While it may not always be possible to control the size of the audience, you can exert control over the length of the argument that readers are exposed to. By structuring the argument in a way that presents information systematically and builds upon previously established points, constantly reiterating the central idea, you can help your readers to follow the intended message without getting sidetracked.
You want to keep the main thrust of the argument as tight as possible to convince most readers, while having off-ramps for concerns as they crop up.
Let's say you are writing an essay on the topic of climate change. With the approach mentioned above, you could mention a previous essay you wrote about renewable energy sources and include a hyperlink or reference to it in your current essay. This provides interested readers with additional related information without derailing the main focus of your current essay.
Additionally, you can use footnotes to provide further explanation or clarification on specific points without interrupting the flow of your main text.

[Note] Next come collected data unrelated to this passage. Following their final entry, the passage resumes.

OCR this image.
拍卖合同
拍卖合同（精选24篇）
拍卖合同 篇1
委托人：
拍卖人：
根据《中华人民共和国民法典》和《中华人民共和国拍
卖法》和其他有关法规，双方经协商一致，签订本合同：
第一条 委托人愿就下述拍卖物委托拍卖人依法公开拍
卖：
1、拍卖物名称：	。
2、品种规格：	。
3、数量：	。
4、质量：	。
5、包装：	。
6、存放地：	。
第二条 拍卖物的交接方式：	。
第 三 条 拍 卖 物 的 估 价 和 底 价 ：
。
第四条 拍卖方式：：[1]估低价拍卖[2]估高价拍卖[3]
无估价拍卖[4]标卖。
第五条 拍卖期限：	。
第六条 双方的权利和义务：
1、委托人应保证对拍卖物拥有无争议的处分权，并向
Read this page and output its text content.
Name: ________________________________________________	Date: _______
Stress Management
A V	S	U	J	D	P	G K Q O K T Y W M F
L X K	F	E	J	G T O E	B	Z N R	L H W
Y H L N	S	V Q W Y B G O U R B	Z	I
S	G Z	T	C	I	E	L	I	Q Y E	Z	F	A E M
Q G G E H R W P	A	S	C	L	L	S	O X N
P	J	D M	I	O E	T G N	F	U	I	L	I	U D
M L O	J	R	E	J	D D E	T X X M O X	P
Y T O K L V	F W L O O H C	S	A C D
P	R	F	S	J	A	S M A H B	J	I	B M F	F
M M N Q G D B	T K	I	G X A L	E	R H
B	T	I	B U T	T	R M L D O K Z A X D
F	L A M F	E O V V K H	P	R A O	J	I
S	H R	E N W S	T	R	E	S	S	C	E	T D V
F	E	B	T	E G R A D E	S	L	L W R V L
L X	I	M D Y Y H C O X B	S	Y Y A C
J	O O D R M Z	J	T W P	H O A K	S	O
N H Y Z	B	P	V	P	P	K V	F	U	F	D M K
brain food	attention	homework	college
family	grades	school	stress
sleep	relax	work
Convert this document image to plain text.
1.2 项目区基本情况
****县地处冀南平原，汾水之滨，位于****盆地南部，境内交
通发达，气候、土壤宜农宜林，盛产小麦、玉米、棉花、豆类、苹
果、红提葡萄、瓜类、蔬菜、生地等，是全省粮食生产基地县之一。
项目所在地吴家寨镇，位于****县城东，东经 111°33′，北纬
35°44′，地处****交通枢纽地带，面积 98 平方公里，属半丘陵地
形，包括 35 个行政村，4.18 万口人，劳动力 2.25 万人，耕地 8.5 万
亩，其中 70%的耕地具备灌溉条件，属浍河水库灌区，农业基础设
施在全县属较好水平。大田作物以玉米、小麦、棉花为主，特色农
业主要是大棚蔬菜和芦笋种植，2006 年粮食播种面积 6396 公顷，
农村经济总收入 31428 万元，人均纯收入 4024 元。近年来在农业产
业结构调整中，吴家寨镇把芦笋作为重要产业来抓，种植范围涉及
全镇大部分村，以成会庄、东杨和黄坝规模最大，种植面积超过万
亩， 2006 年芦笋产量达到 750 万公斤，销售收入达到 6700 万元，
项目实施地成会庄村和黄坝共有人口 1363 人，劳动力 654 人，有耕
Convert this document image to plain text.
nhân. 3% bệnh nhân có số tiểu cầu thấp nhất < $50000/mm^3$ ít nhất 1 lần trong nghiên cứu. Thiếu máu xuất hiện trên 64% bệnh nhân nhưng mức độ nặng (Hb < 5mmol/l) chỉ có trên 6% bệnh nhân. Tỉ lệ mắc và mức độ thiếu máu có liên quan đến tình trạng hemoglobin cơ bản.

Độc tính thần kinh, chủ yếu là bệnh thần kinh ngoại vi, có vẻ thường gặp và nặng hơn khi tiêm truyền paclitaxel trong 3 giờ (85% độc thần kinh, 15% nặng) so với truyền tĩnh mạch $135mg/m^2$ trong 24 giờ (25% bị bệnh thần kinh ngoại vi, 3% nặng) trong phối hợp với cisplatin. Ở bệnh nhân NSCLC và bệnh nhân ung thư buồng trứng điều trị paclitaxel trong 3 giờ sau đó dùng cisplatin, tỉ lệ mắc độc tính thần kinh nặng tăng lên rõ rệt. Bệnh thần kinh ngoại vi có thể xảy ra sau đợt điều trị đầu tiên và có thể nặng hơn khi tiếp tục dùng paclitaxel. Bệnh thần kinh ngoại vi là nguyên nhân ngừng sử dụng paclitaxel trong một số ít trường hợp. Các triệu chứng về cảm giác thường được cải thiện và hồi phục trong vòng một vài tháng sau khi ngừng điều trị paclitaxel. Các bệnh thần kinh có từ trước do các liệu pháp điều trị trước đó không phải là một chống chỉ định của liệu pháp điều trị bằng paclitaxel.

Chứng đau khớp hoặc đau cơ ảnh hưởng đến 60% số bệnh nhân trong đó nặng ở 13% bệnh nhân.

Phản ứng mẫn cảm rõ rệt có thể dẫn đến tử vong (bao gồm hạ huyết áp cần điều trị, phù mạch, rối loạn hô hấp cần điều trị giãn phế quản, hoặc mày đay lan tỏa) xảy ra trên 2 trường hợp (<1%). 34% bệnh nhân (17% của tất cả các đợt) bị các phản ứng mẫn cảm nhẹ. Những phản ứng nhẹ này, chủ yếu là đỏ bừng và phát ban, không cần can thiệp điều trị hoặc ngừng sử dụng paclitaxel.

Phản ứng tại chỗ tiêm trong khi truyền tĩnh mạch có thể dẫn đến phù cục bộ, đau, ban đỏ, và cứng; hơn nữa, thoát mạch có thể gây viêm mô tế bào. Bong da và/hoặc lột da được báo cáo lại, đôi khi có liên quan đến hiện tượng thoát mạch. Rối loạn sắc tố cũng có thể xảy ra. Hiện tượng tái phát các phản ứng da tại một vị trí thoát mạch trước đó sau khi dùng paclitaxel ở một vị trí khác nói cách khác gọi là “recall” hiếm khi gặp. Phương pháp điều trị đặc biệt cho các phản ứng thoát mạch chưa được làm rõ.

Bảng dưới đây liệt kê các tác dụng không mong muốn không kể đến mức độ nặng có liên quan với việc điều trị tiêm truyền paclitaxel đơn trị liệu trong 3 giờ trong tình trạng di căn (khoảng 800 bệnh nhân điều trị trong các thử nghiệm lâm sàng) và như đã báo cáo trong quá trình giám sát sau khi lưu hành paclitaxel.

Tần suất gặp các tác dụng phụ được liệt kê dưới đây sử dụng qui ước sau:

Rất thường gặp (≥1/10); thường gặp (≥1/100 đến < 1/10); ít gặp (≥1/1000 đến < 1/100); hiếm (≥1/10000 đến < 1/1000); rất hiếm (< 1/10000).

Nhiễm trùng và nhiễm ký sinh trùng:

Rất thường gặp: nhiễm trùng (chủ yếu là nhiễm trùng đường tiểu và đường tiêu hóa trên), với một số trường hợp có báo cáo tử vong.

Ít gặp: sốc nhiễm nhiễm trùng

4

For instance, if you briefly mention a scientific concept or study, you can add a footnote with more in-depth information or a reference to a relevant research paper. This allows readers who are interested in exploring that detail to do so at their own discretion, while still keeping the main text concise and focused.
Lastly, hinting at resolving a rabbit hole in a future essay can generate intrigue and anticipation for readers. Suppose you mention a topic or question that is pertinent to your current essay but requires in-depth analysis or discussion. Instead of diving into it immediately, you can briefly mention that it will be explored in a future essay. This approach serves as a teaser, keeping readers engaged with your writing and inviting them to look forward to your upcoming work.
This is not about hiding relevant information; it's about not providing more loose, distracting threads than are strictly necessary.
Also, these things help to maintain a cohesive flow in your writing and allow your readers to focus on the main ideas while keeping peripheral ideas separate and optional for that curious minority who wishes to go down potential rabbit holes.
Sticking to the main argument and looping back to it after every sub-argument under the main one is the recipe for writing an essay that feels tight and builds up to a singular message.
Your intent might be genuine and you might wish to share so much more with the world (like I do right now), but as a writer, it will work against you.
Feel free to use this advice in your public and professional writing. And of course, the advice is not limited to long-form writing but even video essays, sales pitches, and presentations.
You can do whatever the hell you want when writing for your own self!